Whichever way you want to spend your holidays it is likely that you will be engaged in some kind of debate - external or internal - and negotiations about how you would like to spend this time. After weeks of traffic snarl ups, office politics and the school run, many people will be looking to rest, but family holidays do not necessarily provide that. Instead you exchange office politics for the family variety, and the traffic becomes the foot fall of people moving in and out of the homestead as they visit you. Depending on what role you play in the family, this is an opportunity to sit back and enjoy the interactions, or it is hours over the cooking stove - woe unto you if you haven't upgraded from 3 stones. While your usual life is characterised by relatively stable financial exigencies you may be faced by unusual demands from the extended family whose 'Christmas' depends on your generosity. This can make for uncommon tensions, bringing out a side of you that you are not often in touch with.
A generous you will want to share what you have, and if you have prepared yourself for that, it will be a period of satisfaction knowing that you have reached out to others. If you haven't you will experience discomfort as you feel that you have let yourself, and others, down.
Perhaps it is the 'show - off' you that will reign supreme these holidays. You will shop on your credit card and withdraw all your cash. You will whip out your wallet whenever someone shows up, giving even before you are asked. When the time comes to travel, back to your usual abode you will have to call up a generous buddy, because you won't have money to fuel your borrowed car. Then you will begin the new year with a financial deficit and possibly high tension in your city family because they will have unmet needs.
These holidays may bring out the 'individualistic' you. You will think only of your spouse and children, and, perhaps, your mum and dad. You will organise to spend more time with them than you usually do, and that means the guys in shagz are not in the picture. You know you can always link up with them during other times in the year, when their expectations are lower. But there may be a little voice somewhere saying that you are selfish, because you were brought up to believe that a 'good' man or woman takes Christmas home to the family - and family here is more than the people mentioned at the start of this paragraph.
Maybe it will be a single you reflecting on who your friends are, because you do not wish to hang out with family and their drama.
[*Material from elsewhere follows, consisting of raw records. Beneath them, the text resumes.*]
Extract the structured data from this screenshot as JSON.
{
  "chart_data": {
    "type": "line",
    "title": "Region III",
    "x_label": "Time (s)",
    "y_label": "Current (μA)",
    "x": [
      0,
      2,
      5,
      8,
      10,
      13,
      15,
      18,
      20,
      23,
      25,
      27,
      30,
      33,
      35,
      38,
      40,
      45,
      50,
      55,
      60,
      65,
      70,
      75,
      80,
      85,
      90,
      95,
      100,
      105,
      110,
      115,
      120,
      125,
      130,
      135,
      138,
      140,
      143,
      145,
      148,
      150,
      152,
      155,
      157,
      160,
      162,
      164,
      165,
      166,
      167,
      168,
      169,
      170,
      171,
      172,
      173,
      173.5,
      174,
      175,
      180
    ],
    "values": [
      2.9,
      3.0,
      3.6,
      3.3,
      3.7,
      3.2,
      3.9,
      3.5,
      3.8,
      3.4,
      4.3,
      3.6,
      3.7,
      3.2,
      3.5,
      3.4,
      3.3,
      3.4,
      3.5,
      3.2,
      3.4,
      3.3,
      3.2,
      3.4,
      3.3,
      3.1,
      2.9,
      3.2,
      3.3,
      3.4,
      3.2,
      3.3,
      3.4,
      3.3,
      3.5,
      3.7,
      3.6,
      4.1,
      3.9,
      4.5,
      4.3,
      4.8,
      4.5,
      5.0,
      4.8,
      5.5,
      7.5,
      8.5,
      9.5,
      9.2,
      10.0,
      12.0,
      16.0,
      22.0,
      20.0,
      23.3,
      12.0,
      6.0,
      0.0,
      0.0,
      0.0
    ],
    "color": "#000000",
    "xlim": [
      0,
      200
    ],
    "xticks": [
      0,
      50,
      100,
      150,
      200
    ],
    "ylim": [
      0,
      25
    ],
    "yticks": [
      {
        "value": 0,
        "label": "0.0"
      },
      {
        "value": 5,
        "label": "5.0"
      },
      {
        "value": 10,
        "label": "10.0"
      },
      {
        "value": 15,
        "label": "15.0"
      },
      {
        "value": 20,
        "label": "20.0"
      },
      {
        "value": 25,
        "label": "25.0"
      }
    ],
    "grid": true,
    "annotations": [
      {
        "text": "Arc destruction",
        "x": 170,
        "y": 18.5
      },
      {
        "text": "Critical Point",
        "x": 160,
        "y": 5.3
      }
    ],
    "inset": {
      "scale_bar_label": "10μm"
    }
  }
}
This may be a period of sadness as you realise that you are lonely, or happiness as you realise you can choose adventure, with no strings attached, because you are 'free', and who know what that could lead to?
These debates may all rage in you at the same time, and so the holidays could become a time of discomfort because you have lots of options, which means you have to make choices, and making choices can be uncomfortable.
What can you do?
Begin by asking yourself who you would like to be at the other end of the holidays, when life returns to 'normal'. Which of the people described above represents your 'best' self? Which of the voices, representing the various options, will you listen to, and which ones will you repress or ignore? What will the consequences of repressing some voices be? How do you label the different voices?